La fermeture des commerces non essentiels, c'est-à-dire la mode, les produits culturels, de beauté, de décoration et d'ameublement ou encore l'électroménager, va donc vraisemblablement énormément profiter aux acteurs du e-commerce, à commencer par le premier d'entre eux, Amazon.

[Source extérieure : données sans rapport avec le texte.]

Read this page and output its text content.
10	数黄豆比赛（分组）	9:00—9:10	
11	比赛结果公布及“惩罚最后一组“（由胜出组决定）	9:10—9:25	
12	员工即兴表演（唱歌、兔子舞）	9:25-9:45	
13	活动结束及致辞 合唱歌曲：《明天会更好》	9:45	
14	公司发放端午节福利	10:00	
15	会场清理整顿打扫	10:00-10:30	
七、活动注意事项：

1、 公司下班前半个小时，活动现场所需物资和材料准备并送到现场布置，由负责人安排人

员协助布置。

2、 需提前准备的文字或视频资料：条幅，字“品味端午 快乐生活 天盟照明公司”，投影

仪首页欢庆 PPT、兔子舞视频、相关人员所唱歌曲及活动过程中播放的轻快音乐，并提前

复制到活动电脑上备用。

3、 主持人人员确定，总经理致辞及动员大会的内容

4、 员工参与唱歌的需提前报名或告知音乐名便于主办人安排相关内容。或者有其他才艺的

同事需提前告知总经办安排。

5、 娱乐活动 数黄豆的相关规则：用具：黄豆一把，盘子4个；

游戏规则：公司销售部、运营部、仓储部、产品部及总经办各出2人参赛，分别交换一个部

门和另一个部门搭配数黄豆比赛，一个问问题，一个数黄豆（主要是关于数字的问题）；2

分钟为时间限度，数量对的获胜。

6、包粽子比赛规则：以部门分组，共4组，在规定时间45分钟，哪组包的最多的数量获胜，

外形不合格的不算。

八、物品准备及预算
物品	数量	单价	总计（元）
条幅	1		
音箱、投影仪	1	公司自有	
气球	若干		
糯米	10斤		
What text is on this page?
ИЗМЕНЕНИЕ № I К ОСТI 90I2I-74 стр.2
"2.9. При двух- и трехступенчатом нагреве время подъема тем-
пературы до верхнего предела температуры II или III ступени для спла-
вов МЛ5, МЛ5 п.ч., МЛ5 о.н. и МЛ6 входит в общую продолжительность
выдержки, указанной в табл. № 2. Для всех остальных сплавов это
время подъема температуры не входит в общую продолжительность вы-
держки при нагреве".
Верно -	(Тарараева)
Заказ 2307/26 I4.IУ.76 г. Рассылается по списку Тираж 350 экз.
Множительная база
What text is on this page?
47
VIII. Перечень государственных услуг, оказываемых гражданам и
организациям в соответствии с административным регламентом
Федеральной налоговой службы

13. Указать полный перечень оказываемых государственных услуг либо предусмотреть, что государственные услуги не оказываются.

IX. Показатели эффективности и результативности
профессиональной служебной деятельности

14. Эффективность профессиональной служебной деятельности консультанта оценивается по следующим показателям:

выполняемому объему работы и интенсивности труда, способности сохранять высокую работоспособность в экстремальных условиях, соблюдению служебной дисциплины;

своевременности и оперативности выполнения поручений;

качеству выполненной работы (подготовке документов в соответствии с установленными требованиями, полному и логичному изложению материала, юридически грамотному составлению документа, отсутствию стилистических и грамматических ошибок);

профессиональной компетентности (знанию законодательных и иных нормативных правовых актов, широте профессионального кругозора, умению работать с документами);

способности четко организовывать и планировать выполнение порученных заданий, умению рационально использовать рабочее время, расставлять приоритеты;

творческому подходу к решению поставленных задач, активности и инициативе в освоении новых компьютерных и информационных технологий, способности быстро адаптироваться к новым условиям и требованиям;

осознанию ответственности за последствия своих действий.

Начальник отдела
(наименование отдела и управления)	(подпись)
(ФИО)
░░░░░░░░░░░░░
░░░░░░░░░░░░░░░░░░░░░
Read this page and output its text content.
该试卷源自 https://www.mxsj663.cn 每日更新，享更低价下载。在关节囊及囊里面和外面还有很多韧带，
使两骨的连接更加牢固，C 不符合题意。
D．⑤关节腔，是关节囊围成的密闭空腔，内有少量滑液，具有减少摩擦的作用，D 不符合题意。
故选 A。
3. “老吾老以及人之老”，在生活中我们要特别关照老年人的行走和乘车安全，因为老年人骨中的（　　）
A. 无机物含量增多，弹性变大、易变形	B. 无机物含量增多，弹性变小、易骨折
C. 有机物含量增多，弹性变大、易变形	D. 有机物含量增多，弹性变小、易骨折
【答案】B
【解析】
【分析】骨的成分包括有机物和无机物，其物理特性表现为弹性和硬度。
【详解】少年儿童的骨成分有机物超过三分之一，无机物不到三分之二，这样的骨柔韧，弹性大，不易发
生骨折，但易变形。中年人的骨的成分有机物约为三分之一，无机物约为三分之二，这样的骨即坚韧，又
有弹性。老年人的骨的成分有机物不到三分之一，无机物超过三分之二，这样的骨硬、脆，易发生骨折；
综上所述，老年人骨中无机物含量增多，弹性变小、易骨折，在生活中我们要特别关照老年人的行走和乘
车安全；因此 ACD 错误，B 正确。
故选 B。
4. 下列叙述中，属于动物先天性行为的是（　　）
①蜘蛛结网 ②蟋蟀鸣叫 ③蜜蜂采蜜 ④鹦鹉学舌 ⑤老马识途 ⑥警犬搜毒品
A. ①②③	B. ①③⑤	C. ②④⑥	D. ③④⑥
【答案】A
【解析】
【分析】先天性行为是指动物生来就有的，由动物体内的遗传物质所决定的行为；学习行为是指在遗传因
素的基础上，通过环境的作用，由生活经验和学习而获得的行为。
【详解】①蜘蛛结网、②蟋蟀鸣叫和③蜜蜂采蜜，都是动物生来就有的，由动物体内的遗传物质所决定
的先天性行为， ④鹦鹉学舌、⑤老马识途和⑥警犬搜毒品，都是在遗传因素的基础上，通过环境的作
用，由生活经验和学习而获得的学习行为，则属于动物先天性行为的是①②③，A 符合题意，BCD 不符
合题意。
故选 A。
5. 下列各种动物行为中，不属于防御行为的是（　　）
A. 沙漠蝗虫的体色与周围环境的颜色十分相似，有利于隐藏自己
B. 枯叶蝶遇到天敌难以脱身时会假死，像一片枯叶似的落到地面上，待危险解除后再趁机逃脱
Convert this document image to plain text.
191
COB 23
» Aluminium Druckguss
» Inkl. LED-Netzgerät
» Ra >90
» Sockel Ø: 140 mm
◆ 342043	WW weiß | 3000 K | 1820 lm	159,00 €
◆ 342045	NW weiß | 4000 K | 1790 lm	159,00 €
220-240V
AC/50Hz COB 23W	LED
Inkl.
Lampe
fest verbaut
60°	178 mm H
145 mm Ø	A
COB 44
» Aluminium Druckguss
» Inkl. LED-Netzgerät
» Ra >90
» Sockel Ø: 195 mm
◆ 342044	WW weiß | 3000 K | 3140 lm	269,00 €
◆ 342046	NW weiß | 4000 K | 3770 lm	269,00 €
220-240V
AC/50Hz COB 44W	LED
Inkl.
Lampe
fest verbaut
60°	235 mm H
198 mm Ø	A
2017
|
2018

Effectivement, si Amazon à lui seul pèse 22,2% du marché global du commerce en ligne en France, ses meilleures performances sont dans les segments dits "non essentiels", comme le montre ce graphique.
[Passer la souris sur le graphique pour découvrir les trois acteurs dominants dans les segments du e-commerce correspondant aux principaux produits non essentiels, pour lesquels il n'y a pas ou peu d'alternatives physiques pendant le confinement]
Ces chiffres sont édifiants : 66,5% des Français ont acheté au moins un produit d'électroménager et d'électronique sur Amazon en 2019, 59,8% ont acheté un produit culturel, et 51,9% ont acheté des jouets et jeux sur la plateforme... Et la concurrence est loin derrière. Amazon est également leader dans la mode/habillement (46,9%), les meubles et produits de décoration (36,1%) ou encore les produits de beauté/bien être (25,1%), même si Yves Rocher lui tient la dragée haute avec 24,1%.
Autrement dit, la grande force d'Amazon est d'être un généraliste. Selon les segments, le top 3 diffère, mais Amazon en fait toujours partie, souvent à la première place. Le seul grand segment du commerce en ligne qui n'est pas dominé par Amazon est celui de l'alimentation. Le leader dans ce domaine est E.Leclerc.drive (25,8%), suivi par Carrefour Drive (15%) et... Amazon (14,8%).
Bonne nouvelle : le premier confinement a bien profité aux enseignes physiques qui vendent en ligne
D'après les chiffres de la Fevad, le chiffre d'affaires du e-commerce a augmenté de 5,3% au deuxième trimestre 2020, à 25,9 milliards d'euros, soit 13% du commerce physique. L'augmentation est plus importante qu'au premier trimestre (+1,8%) en raison du confinement qui s'était étalé entre mi-mars et mi-mai, mais elle n'est pas si impressionnante car la vente de services (comme les voyages par exemple) a logiquement chuté (-36% dont -75% pour les voyages) à cause du confinement de mi-mars à mi-mai.
En revanche, les ventes de produits en ligne ont fortement augmenté, de 45,7%, au deuxième trimestre, portés par le confinement et la fermeture des commerces. On ne connaît pas encore la progression d'Amazon en France grâce au confinement, mais nul doute que le géant américain a été le premier à en profiter : au niveau mondial, son chiffre d'affaires a grimpé de 40% au deuxième trimestre.
En revanche, et c'est peut-être une bonne nouvelle pour les magasins physiques contraints de fermer mais qui peuvent faire du click&collect, et pour les concurrents français d'Amazon en ligne, le premier confinement a beaucoup profité aux enseignes qui ont pignon sur rue. Les ventes en ligne des Fnac, Darty, Cultura et autres ont progressé de 83% en moyenne par rapport à 2019, grâce au transfert d'une partie du chiffre d'affaires de leurs magasins physiques sur internet. Une tendance qui s'est poursuivie après le déconfinement.